More skeptical Carsten Menke (Julius Baer), according to whom this source of growth could diminish, since "the world already produces enough solar panels to allow the energy transition" and that "some Chinese solar panel manufacturers have already announced they want to abandon silver for cost reasons".
Geopolitical tensions represent a key factor for 2026. Benjamin Louvet (Ofi Invest AM) points out that "trade tensions triggered by the imposition of tariffs by the United States" and the addition of silver to the list of US critical minerals have "heightened fears of export restrictions".
Claudio Wewel (J. Safra Sarasin) delves into the topic, recalling that "since the beginning of the year, China applies stricter controls to silver exports", a measure aimed at ensuring domestic supply in the period 2026-2027.
Finally, Carsten Menke (Julius Baer) warns about political risks in the United States, observing that "the persistent pressure of President Trump on the US Federal Reserve represents an upside risk for silver".
Despite overall favorable fundamentals, consensus remains cautious. Colin Graham (Robeco) expects markets dominated by volatility, while Carsten Menke (Julius Baer) warns that “depending on how these flows evolve over the course of the year, the silver market could experience strong price swings, both upwards and downwards”.
Also Claudio Wewel (J. Safra Sarasin) calls for caution, emphasizing that “silver, due to its higher volatility, usually suffers much more substantial drops compared to gold after a prolonged rally” and that, therefore, “the risk/reward ratio has become less favorable for silver”.

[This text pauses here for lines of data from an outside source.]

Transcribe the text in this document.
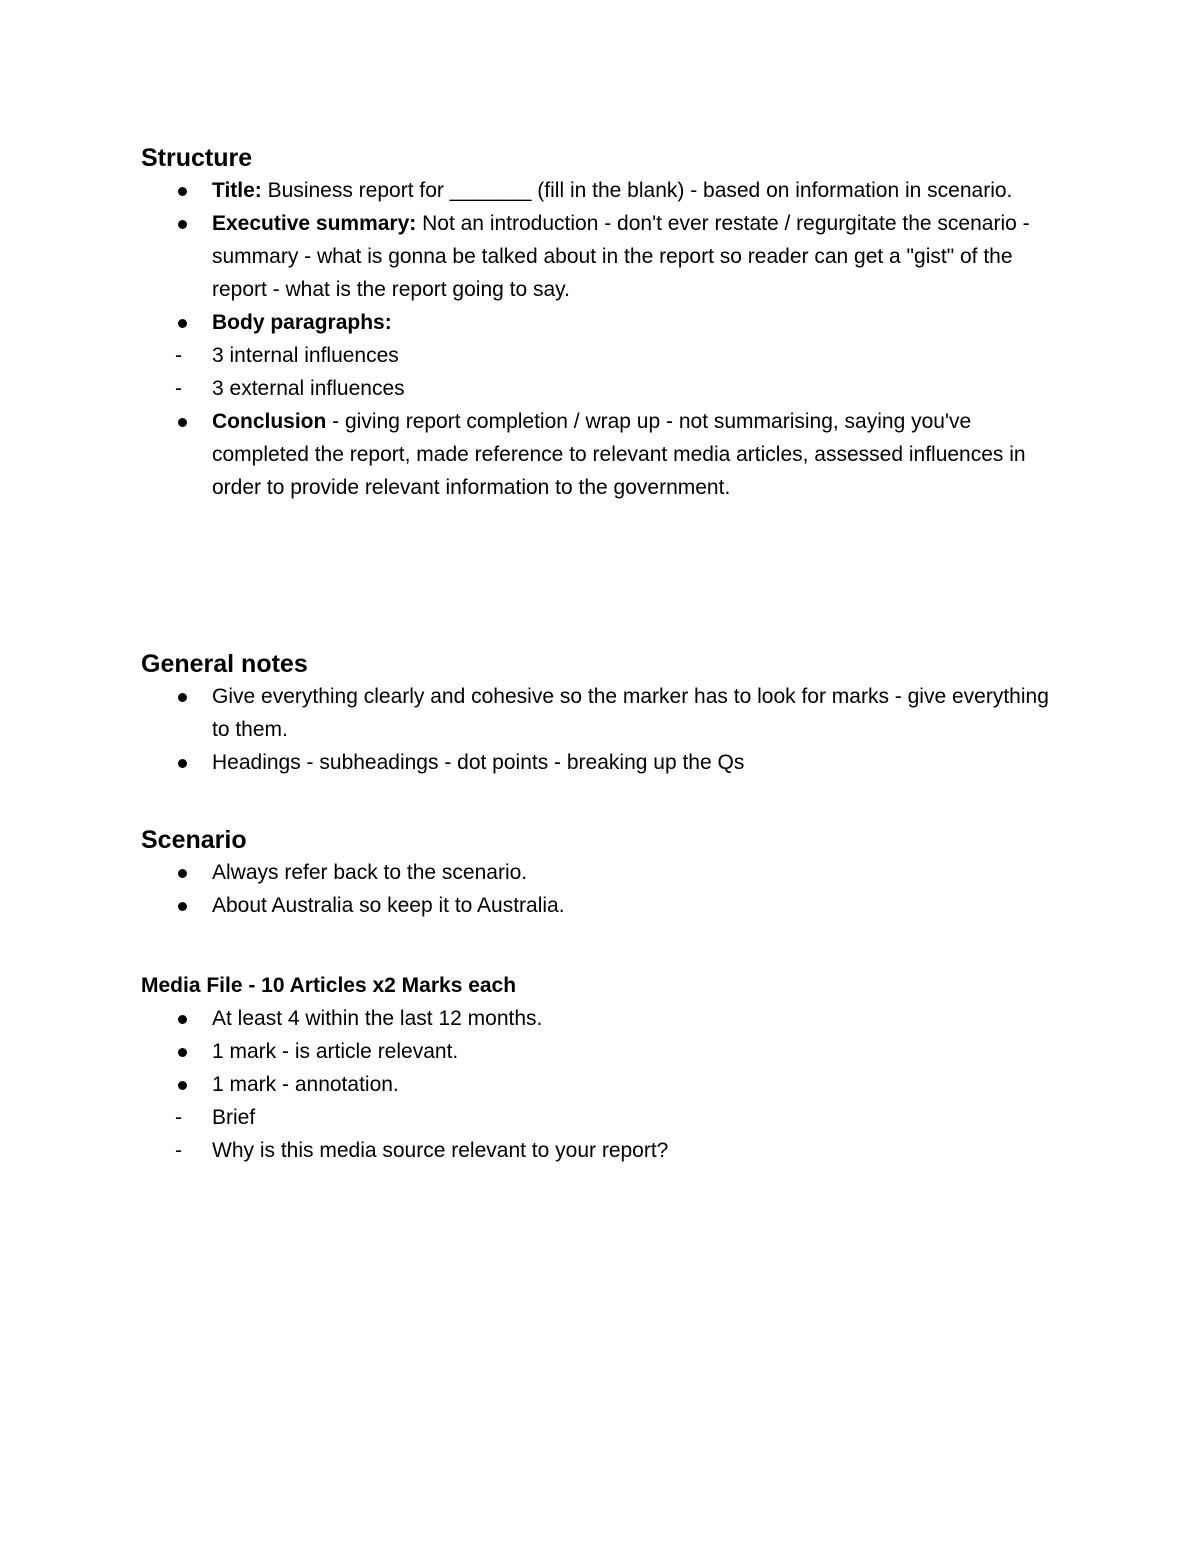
Structure
Title: Business report for _______ (fill in the blank) - based on information in scenario.
Executive summary: Not an introduction - don't ever restate / regurgitate the scenario - summary - what is gonna be talked about in the report so reader can get a "gist" of the report - what is the report going to say.
Body paragraphs:
- 3 internal influences
- 3 external influences
Conclusion - giving report completion / wrap up - not summarising, saying you've completed the report, made reference to relevant media articles, assessed influences in order to provide relevant information to the government.
General notes
Give everything clearly and cohesive so the marker has to look for marks - give everything to them.
Headings - subheadings - dot points - breaking up the Qs
Scenario
Always refer back to the scenario.
About Australia so keep it to Australia.
Media File - 10 Articles x2 Marks each
At least 4 within the last 12 months.
1 mark - is article relevant.
1 mark - annotation.
- Brief
- Why is this media source relevant to your report?
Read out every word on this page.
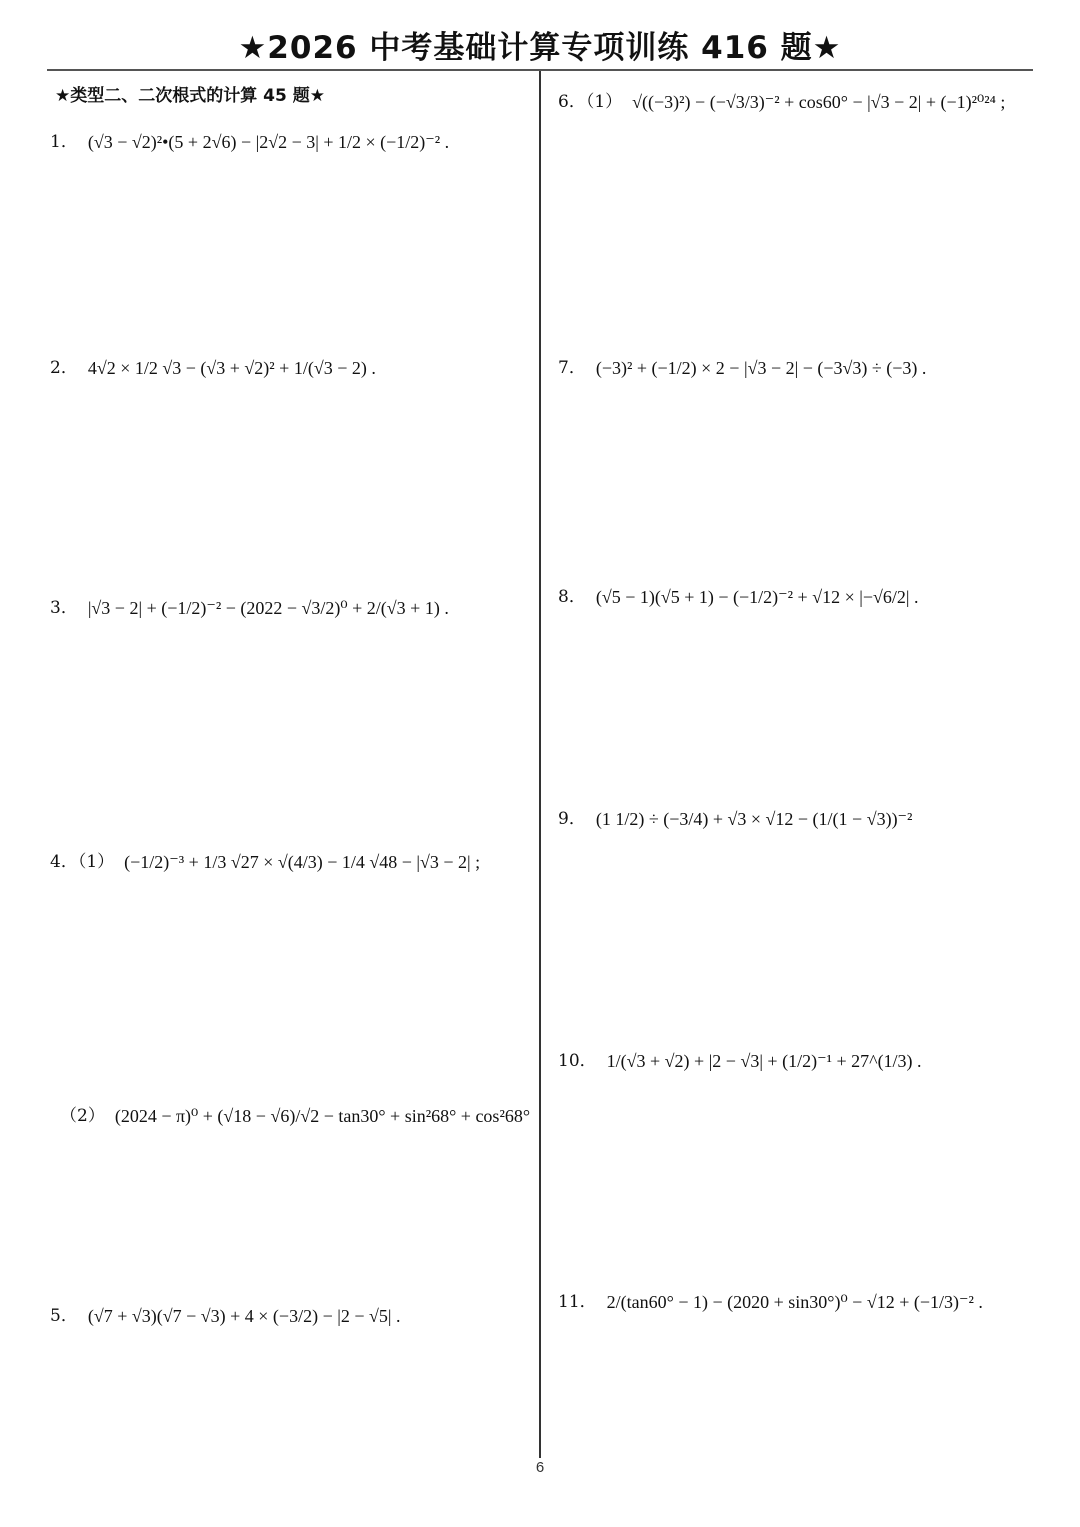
★2026 中考基础计算专项训练 416 题★
★类型二、二次根式的计算 45 题★
1． (√3 − √2)²•(5 + 2√6) − |2√2 − 3| + 1/2 × (−1/2)⁻² .
2． 4√2 × 1/2 √3 − (√3 + √2)² + 1/(√3 − 2) .
3． |√3 − 2| + (−1/2)⁻² − (2022 − √3/2)⁰ + 2/(√3 + 1) .
4．（1） (−1/2)⁻³ + 1/3 √27 × √(4/3) − 1/4 √48 − |√3 − 2| ;
（2） (2024 − π)⁰ + (√18 − √6)/√2 − tan30° + sin²68° + cos²68°
5． (√7 + √3)(√7 − √3) + 4 × (−3/2) − |2 − √5| .
6．（1） √((−3)²) − (−√3/3)⁻² + cos60° − |√3 − 2| + (−1)²⁰²⁴ ;
7． (−3)² + (−1/2) × 2 − |√3 − 2| − (−3√3) ÷ (−3) .
8． (√5 − 1)(√5 + 1) − (−1/2)⁻² + √12 × |−√6/2| .
9． (1 1/2) ÷ (−3/4) + √3 × √12 − (1/(1 − √3))⁻²
10． 1/(√3 + √2) + |2 − √3| + (1/2)⁻¹ + 27^(1/3) .
11． 2/(tan60° − 1) − (2020 + sin30°)⁰ − √12 + (−1/3)⁻² .
6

Silver enters 2026 supported by structural deficits, demand as a safe haven and geopolitical tensions, but also exposed to high volatility and a market increasingly dominated by financial flows. As emerges from the analyses of Ofi Invest AM, Robeco, Julius Baer and J. Safra Sarasin, the grey metal remains full of potential, but requires a selective approach and careful risk management in a context where narratives matter as much as fundamentals.